Fernbedienung, Chips und Kaltgetränk. Bereit für den Fanabend. Wer allerdings seinem Lieblingssport jenseits quotenstarker Wettbewerbe frönen will, sucht nach Liveübertragungen oft vergebens – sowohl im TV als auch auf den Streaming-Plattformen oder im Web. Der Grund: Live-Berichterstattungen sind aufwändig und teuer. Sportdisziplinen mit kleinerer Fangemeinde, Regionalsport und die aufstrebenden E-Sportsparten bleiben deshalb ungesendet und ungesehen. Eine europäische Technologie-Plattform soll das nun ändern.

Als am 9. September 2021 in Athen die Fahrer*innen der FIA World Rally Championship (WRC) auf die historische Rennstrecke rund um die Akropolis gingen, waren ihre E-Sports-Kolleg*innen bereits im Ziel. Am Vortag hatten die Finalist*innen der esports WRC Championship 2021 im Olympia-Velodrom von Athen ihren Sieger auf diesem virtuellen, aber authentischen Kurs bereits ermittelt. Mit dabei am (virtuellen) Streckenrand waren Forscher*innen vom Projekt »COPA EUROPE«. Die beiden Sportereignisse waren für sie der ideale Rahmen, ein Vorhaben der internationalen Forschungsinitiative zu präsentieren: Bis in zwei Jahren werden Forscher*innen des Fraunhofer-Institut für Nachrichtentechnik, Heinrich-Hertz-Institut, HHI gemeinsam mit acht Partnerorganisationen aus Europa und Israel eine Plattform aufbauen, über die kleine und größere Streaming-Anbieter sowie auch Sportveranstalter selbst live und umfassend von sportlichen Ereignissen berichten können.

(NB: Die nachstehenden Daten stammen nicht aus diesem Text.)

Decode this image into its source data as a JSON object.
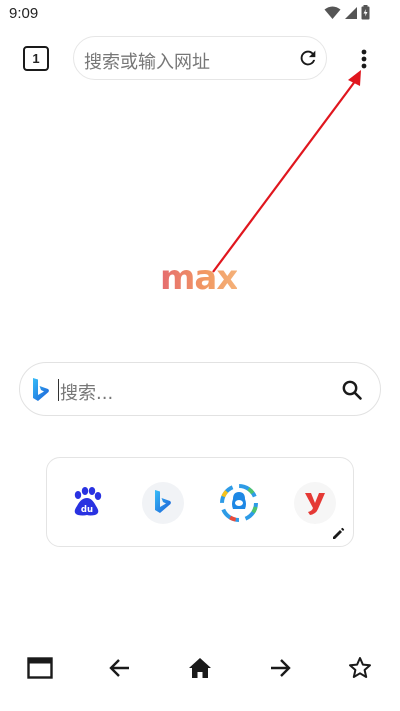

Das Projekt wird von der EU im Rahmen des Programms »Horizon 2020« gefördert, um neben mehr Öffentlichkeit für verschiedenartige Events klassischer Sportarten auch den E-Sport medial zugänglicher zu machen. Denn bislang ist vielen Veranstalter*innen und Anbieter*innen der technische und finanzielle Aufwand für Live-Berichterstattungen zu hoch. Allein die Ausgaben für einen mobilen Regieraum mit Satellitenverbindung und das umfangreiche Studioequipment gehen in der Regel in die Hunderttausende.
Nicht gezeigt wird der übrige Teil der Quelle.